High-grade glioma

High-grade gliomas:

  • anaplastic astrocytoma,
  • glioblastoma multiforme,
  • anaplastic oligodendroglioma.

High-grade gliomas account for approximately 80% of all cerebral gliomas. Prognosis depends on age, grade, performance status, and possibly the extent of remaining disease after surgery. Age is the most important independent prognostic variable at presentation, followed by grade. Performance status is usually recorded using the Karnofsky Performance Scale or the WHO Scale (Zubrod et al. 1960; Karnofsky and Burchenal 1989).

Patients with poor performance status are less likely to be offered treatment. In randomized trials of treated patients with malignant glioma, patients with poor performance status invariably have shorter survival, even accounting for age and grade (Scanlon and Taylor 1979; Walker et al. 1980; Nelson et al. 1985).
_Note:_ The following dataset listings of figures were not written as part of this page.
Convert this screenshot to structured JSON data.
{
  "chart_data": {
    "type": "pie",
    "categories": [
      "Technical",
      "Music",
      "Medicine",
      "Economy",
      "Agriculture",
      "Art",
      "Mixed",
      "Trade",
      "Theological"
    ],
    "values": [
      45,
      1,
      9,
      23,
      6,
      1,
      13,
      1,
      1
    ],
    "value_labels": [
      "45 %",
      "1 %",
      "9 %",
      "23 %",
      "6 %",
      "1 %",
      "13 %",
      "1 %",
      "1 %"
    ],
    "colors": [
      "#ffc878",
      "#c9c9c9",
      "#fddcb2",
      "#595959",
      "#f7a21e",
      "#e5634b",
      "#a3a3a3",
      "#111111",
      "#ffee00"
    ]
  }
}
Site of tumour and volume of tumour on preoperative CT/MRI does not seem to be prognostically important.

Some studies suggest that the amount of peritumoural oedema is associated with a worse prognosis, while others suggest that extensive contrast enhancement, or the volume of tumour remaining on a scan performed at 48–72 hours postoperatively, is associated with poor outcome (Muller et al. 1977; Hammoud et al. 1996; Piepmeier et al. 1996).

Care must be taken when interpreting enhanced images with respect to timing of injection of contrast and the time of performance of the scan. Warnke has demonstrated that tumours can significantly alter in their enhancement on dynamic scanning depending on the delay between contrast injection and performance of imaging.